Markos wrote 20 years ago:
Problem is, abortion and choice aren’t core principles of the Democratic Party. Rather, things like a Right to Privacy are. And from a Right to Privacy certain things flow — abortion rights, access to contraceptives, opposition to the Patriot Act, and freedom to worship the gods of our own choosing, or none at all.
Another example of a core Democratic principle — equality under the law. And from that principle stem civil rights, gender equity, and gay rights. It’s not that those individual issues aren’t important, of course they are. It’s just that they are just that — individual issues. A party has to stand for something bigger than the sum of its parts.
We’ve forgotten that. Ukrainians under fire have not.
In meetings, I hear our principles acknowledged when people recite the Pledge of Allegiance and someone at the end shouts ALL! But it’s not a principle people identify with the Democratic Party. People see instead a bickering coalition of interest groups jockeying for political product placement. Fail to mention each and every one at every event and be accused of throwing the unmentioned under the bus.
When Black Americans took center stage during the Civil Rights Era, Democrats were perceived as the party of Blacks. Decades later, we were the party of LGBTQ people. Lately, because Democrats include all people in ALL, we are the party whose central focus appears to be trans people. It is something with which our opponents are more than pleased to tag us to “other” us.

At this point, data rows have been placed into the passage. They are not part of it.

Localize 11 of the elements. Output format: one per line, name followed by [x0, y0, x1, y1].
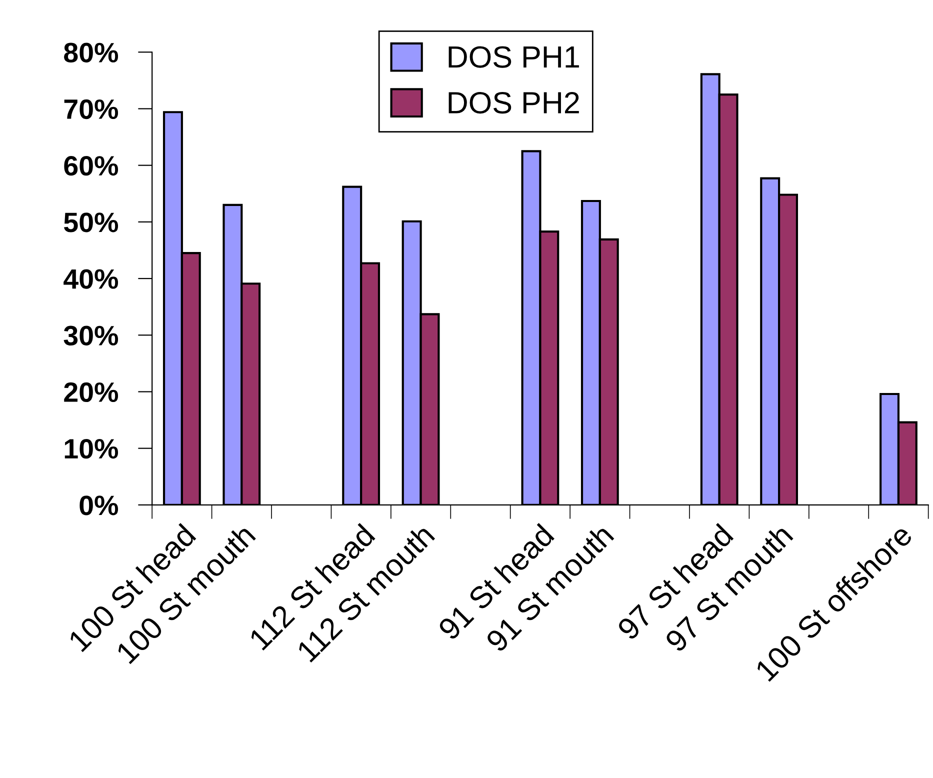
legend-label: DOS PH1 — [448, 46, 579, 68]
y-tick-label: 60% — [64, 156, 118, 176]
legend-label: DOS PH2 — [448, 92, 579, 114]
y-tick-label: 10% — [64, 438, 118, 459]
y-tick-label: 70% — [64, 99, 118, 120]
y-tick-label: 30% — [64, 326, 118, 346]
y-tick-label: 40% — [64, 269, 118, 289]
y-tick-label: 20% — [64, 382, 118, 402]
y-tick-label: 80% — [64, 42, 118, 62]
y-tick-label: 50% — [64, 212, 118, 232]
y-tick-label: 0% — [80, 496, 118, 516]
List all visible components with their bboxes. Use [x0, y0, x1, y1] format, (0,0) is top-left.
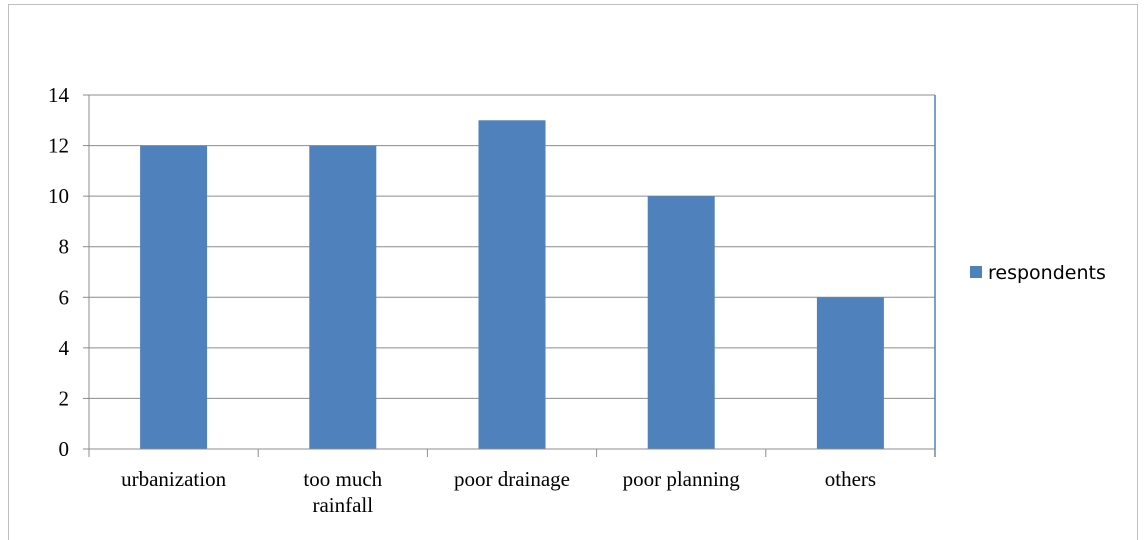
bar-too-much-rainfall [309, 145, 377, 450]
y-tick-label: 0 [59, 437, 70, 461]
y-tick-label: 12 [48, 134, 69, 158]
x-category-label: rainfall [312, 493, 373, 517]
bar-others [816, 297, 884, 449]
y-tick-label: 14 [48, 83, 70, 107]
x-category-label: too much [303, 467, 382, 491]
x-category-label: poor planning [623, 467, 741, 491]
bar-urbanization [140, 145, 208, 450]
y-tick-labels: 0 2 4 6 8 10 12 14 [48, 83, 70, 461]
chart-frame [8, 4, 1138, 540]
bar-poor-drainage [478, 120, 546, 450]
y-tick-label: 10 [48, 184, 69, 208]
axes [83, 94, 936, 457]
legend-swatch [970, 266, 982, 278]
y-tick-label: 6 [59, 285, 70, 309]
bar-poor-planning [647, 196, 715, 449]
bars [140, 120, 884, 450]
x-category-label: poor drainage [454, 467, 570, 491]
x-category-label: urbanization [121, 467, 226, 491]
x-category-label: others [825, 467, 876, 491]
legend-label: respondents [988, 262, 1106, 284]
legend: respondents [970, 262, 1106, 284]
y-tick-label: 2 [59, 386, 70, 410]
y-tick-label: 8 [59, 235, 70, 259]
y-tick-label: 4 [59, 336, 70, 360]
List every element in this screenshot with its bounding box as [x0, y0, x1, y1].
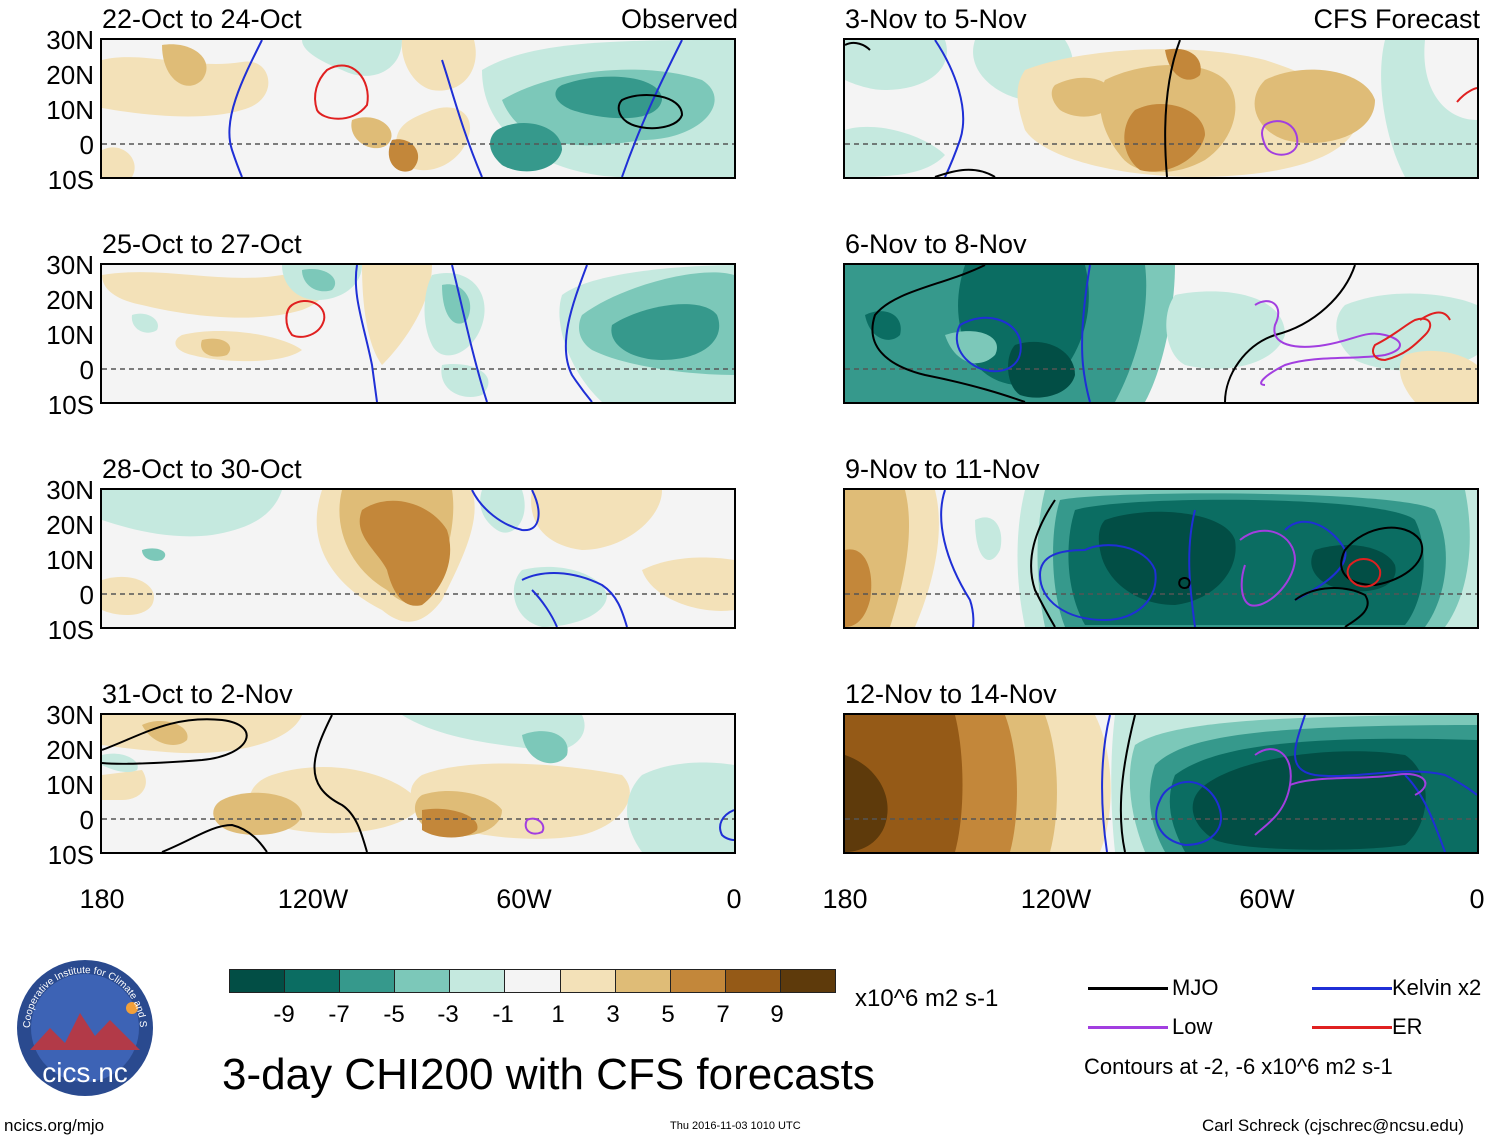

Political narrowcasting makes it harder for people who are not [fill in the blank] to identify with Democrats, and easier for many from the dominant culture to back Trump because he centered them in his campaigns. They don’t see the Democratic Party as their advocates or as people who stand for a vision of America that includes them. Because they don’t know what Democrats stand for, just whom we stand with. Or don’t.
That’s contributed to Democrats’ falling poll numbers and independent voter registrations spiking. If we could figure out how to place our principles at the center of painting a beautiful tomorrow, we might pull our beloved country out of the fire.
But then, a lot of the greater “us” in the meantime have rejected American principles wholesale. So I don’t know anymore.